There are some Transfiguration images here, at Textweek. Interestingly, Transfiguration seems to be a theme that quite a few modern artists are attracted to - perhaps because it occurs (as I always have to say) on the day the atomic bombs were dropped on Hiroshima and Nagasaki. Perhaps the stark contrast between the two events is what draws the artists; I'd have to think so.

Here are two by Bellini, though - and there's lots of contrast here, too. I like the second, painted almost 30 years later, much better than the first.

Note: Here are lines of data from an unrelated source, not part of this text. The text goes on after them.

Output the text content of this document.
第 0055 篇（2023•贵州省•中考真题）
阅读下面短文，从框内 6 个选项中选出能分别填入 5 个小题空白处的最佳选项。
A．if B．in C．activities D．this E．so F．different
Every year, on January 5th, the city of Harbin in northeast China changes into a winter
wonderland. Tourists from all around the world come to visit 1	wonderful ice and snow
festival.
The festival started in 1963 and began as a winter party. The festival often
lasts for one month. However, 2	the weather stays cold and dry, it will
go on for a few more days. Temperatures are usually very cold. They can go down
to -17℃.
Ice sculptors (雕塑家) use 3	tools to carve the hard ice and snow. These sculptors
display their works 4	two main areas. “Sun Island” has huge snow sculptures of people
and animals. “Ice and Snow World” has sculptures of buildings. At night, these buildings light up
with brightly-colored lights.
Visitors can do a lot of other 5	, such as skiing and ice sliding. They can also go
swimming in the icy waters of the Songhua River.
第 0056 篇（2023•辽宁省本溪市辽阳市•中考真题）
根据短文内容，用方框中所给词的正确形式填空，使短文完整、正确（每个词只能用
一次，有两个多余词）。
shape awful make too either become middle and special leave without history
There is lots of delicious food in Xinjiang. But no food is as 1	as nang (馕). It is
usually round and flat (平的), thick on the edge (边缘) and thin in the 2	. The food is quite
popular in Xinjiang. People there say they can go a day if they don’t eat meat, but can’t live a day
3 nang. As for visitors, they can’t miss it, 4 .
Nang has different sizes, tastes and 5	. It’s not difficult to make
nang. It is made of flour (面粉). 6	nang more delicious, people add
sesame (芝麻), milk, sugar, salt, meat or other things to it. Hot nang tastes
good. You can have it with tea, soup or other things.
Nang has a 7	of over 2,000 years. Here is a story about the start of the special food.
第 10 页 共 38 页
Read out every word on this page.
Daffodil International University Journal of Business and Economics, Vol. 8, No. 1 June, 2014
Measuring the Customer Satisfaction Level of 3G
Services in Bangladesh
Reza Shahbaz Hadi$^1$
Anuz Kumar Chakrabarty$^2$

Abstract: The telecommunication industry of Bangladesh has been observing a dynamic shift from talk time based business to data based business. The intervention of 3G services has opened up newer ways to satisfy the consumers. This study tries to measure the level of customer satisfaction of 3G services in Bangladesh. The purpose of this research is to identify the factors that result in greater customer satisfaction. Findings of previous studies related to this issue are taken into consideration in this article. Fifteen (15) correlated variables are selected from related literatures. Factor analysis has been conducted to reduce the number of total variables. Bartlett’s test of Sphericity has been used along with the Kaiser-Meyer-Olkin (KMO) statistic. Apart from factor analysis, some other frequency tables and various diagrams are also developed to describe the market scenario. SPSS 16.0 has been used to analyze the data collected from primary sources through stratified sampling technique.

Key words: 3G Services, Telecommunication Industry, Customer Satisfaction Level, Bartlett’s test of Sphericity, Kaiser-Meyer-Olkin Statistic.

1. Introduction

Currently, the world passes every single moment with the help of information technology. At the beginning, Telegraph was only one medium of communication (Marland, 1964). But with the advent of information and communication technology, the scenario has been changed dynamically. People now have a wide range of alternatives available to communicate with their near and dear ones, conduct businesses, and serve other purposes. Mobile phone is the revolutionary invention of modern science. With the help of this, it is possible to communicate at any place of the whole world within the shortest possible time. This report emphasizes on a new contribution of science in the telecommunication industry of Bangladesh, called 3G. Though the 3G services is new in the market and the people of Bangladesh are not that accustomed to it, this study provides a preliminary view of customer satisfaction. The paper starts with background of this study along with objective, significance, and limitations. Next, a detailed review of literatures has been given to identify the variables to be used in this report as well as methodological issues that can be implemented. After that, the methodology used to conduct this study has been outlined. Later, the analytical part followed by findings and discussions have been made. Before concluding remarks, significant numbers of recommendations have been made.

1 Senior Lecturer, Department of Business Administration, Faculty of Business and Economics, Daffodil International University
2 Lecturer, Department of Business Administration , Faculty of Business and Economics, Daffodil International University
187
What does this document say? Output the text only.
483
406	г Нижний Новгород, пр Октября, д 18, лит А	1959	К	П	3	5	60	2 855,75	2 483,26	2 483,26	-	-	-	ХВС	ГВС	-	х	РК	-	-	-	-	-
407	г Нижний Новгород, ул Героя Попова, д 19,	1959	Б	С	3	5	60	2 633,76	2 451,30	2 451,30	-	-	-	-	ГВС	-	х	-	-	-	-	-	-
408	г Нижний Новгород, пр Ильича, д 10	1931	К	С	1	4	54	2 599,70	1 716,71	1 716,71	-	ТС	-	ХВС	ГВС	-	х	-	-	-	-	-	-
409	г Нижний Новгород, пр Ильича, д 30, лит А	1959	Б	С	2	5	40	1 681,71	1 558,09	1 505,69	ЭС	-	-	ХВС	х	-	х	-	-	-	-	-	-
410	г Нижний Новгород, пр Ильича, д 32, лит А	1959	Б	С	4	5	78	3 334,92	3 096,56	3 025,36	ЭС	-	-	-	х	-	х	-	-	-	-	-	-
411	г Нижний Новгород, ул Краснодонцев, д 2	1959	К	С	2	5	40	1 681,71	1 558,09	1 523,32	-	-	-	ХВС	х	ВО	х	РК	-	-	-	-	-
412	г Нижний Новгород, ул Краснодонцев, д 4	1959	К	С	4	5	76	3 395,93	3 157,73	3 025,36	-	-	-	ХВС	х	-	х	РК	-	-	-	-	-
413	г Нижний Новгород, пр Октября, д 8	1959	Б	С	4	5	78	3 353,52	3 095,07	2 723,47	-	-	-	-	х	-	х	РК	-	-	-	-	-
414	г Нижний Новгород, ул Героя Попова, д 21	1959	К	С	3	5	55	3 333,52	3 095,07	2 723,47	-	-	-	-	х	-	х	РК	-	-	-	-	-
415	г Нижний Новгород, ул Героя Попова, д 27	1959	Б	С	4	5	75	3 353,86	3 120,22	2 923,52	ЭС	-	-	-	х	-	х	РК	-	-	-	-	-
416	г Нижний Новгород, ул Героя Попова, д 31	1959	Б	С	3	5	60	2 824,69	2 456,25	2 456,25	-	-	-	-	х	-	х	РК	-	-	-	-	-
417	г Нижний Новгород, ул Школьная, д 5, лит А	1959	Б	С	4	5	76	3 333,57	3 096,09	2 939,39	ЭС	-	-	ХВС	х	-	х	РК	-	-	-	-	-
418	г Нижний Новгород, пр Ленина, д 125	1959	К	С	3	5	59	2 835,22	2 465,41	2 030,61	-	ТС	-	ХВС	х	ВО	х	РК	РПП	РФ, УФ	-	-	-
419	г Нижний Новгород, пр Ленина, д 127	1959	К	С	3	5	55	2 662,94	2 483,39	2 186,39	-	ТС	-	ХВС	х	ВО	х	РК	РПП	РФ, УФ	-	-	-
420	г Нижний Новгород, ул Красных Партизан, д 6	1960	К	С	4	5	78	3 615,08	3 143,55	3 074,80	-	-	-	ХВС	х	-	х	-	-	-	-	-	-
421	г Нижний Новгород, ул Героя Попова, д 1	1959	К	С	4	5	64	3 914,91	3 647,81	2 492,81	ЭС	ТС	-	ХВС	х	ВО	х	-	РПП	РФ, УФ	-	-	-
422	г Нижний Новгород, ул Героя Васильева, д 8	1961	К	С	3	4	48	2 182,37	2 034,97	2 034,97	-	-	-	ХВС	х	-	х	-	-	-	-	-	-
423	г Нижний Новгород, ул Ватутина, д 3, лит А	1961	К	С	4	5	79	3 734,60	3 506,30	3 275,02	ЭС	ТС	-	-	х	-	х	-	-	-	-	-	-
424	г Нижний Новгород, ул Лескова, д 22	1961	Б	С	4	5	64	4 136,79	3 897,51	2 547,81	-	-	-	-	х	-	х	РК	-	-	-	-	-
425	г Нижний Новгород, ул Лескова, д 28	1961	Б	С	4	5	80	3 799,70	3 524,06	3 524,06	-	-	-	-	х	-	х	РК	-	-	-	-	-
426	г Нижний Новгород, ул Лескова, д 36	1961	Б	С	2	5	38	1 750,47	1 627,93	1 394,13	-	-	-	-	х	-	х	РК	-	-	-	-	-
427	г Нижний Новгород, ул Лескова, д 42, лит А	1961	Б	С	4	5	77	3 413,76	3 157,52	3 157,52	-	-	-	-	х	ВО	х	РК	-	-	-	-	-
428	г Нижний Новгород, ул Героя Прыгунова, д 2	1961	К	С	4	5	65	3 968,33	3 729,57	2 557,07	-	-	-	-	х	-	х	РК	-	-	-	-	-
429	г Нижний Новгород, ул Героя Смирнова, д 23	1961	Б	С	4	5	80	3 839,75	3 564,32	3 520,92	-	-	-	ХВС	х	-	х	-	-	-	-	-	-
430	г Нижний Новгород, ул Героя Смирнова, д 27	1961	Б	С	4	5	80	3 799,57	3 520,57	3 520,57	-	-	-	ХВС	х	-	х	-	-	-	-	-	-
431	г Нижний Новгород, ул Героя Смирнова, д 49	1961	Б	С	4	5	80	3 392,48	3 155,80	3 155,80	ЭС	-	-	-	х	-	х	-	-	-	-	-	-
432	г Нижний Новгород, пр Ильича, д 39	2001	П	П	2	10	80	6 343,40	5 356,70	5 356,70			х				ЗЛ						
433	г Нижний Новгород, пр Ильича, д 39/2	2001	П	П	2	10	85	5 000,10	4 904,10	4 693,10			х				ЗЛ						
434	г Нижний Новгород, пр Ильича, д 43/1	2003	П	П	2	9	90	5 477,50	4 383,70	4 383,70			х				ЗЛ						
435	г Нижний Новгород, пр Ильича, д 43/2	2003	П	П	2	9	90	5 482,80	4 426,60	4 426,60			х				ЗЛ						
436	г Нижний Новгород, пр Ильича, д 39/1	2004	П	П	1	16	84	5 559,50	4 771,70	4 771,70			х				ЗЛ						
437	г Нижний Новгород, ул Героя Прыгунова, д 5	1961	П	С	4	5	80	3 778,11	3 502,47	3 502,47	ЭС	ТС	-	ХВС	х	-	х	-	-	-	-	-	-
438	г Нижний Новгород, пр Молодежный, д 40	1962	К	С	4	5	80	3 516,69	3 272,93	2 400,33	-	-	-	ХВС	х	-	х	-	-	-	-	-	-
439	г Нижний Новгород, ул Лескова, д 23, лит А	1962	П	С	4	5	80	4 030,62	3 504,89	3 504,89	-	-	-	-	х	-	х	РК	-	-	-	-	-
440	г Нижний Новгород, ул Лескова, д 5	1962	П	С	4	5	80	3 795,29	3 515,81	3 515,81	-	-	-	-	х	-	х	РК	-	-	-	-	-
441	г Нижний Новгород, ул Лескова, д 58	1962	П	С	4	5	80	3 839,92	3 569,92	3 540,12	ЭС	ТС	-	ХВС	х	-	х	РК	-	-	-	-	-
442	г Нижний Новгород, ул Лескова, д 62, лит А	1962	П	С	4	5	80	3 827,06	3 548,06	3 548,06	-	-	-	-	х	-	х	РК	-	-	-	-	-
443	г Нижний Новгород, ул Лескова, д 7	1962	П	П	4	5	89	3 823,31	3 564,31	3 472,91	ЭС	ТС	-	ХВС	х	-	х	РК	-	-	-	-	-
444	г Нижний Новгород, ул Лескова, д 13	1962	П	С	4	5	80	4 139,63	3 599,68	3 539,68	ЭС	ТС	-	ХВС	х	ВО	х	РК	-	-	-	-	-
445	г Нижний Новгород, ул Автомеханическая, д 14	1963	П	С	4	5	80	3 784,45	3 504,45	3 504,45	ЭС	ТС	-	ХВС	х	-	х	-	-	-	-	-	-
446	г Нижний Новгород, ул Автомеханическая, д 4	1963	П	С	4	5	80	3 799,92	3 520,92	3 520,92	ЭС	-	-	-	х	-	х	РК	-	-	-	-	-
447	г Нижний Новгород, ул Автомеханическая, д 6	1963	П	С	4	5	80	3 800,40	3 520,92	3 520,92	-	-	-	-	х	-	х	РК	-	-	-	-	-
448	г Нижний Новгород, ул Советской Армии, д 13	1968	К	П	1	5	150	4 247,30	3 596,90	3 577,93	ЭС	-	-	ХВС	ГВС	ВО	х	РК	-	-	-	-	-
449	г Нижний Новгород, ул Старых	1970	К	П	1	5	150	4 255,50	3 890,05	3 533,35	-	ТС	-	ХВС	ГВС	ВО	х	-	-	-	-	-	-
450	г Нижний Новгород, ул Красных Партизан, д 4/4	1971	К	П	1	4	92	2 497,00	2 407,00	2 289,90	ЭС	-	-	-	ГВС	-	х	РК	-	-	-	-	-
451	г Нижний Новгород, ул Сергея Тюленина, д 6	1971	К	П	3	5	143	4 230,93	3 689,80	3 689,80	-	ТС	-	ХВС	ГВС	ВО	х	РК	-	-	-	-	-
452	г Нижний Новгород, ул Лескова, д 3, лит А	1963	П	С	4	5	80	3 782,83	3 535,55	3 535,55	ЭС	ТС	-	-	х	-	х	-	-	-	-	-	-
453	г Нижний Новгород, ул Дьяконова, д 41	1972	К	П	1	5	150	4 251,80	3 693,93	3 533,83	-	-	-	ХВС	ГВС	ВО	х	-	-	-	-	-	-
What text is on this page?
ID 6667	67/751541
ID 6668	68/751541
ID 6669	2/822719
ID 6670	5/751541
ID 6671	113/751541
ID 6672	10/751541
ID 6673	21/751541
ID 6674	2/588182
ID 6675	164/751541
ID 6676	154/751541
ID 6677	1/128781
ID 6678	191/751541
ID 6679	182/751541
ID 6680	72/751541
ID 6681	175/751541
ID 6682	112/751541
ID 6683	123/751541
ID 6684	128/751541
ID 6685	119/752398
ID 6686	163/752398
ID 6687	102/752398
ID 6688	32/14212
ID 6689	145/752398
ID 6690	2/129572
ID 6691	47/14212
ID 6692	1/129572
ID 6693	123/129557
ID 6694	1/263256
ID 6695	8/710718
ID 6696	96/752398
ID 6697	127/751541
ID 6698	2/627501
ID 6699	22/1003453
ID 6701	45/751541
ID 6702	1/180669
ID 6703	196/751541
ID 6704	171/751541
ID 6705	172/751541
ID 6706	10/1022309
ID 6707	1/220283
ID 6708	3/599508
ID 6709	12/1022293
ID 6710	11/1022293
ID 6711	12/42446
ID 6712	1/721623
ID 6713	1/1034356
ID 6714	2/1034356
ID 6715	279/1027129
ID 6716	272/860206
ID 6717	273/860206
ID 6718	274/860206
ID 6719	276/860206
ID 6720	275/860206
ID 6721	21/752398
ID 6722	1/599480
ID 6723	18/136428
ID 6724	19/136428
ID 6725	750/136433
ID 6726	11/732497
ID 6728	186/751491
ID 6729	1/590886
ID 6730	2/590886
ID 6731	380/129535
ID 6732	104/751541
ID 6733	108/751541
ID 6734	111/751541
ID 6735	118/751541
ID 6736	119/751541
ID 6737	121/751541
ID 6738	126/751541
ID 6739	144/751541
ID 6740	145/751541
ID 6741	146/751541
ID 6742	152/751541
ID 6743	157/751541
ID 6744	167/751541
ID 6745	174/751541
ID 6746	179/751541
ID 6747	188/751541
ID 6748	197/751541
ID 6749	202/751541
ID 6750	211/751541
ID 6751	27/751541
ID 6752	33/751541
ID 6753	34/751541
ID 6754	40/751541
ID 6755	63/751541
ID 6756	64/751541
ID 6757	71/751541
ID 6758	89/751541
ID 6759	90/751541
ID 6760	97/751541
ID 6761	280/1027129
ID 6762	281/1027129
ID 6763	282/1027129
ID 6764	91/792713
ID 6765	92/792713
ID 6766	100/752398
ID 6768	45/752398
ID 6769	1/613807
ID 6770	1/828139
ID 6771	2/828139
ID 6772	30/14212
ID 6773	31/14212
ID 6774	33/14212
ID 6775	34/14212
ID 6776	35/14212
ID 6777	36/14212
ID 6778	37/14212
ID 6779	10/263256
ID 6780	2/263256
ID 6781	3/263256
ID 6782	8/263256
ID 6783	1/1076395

I like this Lotto version, too, because everybody's labeled. We wouldn't want there to be any confusion, after all....



5 comments:

Anonymous said...

Here are a set of English words for the Quicumque Christum quaeritis, which I found at http://lzkiss.net/cgi-bin/horas/brevi.pl

Hymn {from the Proprium of Saints}
All ye who would the Christ descry,
Lift up your eyes to Him on high:
There mortal gaze bath strength to see
The token of His majesty.

A wondrous sign we there behold,
That knows not death nor groweth old,
Sublime, most high, that cannot fade,
That was crc earth and heaven were made.

Here is the King the Gentiles fear,
The Jews’ most mighty King is here
Promised to Abraham of yore,
And to his seed forevermore.

'Tis He the Prophets’ words foretold,
And by their signs shown forth of old;
The Father’s witness bath or. dained
That we should hear with faith unfeigned.

Jesu, to Thee our praise we pay,
To little ones revealed to.day,
With Father and Blest Spirit One
Until the ages’ course is done.
Amen.

Anonymous said...

'crc' in the last line of the second stanza is evidently an OCR error: should be 'ere'.

Likewise, the end of the 3rd line of the 4th stanza should be 'both ordained'.

I wish I could have ago at correcting this site: proofreader's heaven!
CG

Anonymous said...

Caught myself out now: 'ago' should be 'a go'!

CG again

Anonymous said...

Apologies for yet another correction.
I've now tracked down the original source, via the credits on Lazlo's breviary site, here:
http://musicasacra.com/pdf/hymnsofbreviary.pdf
and that l. 3 of st. iv is 'hath ordained' - the usual b for h scanno.
CG

Anonymous said...

Thanks, CG! I'll post this soon - I really appreciate it.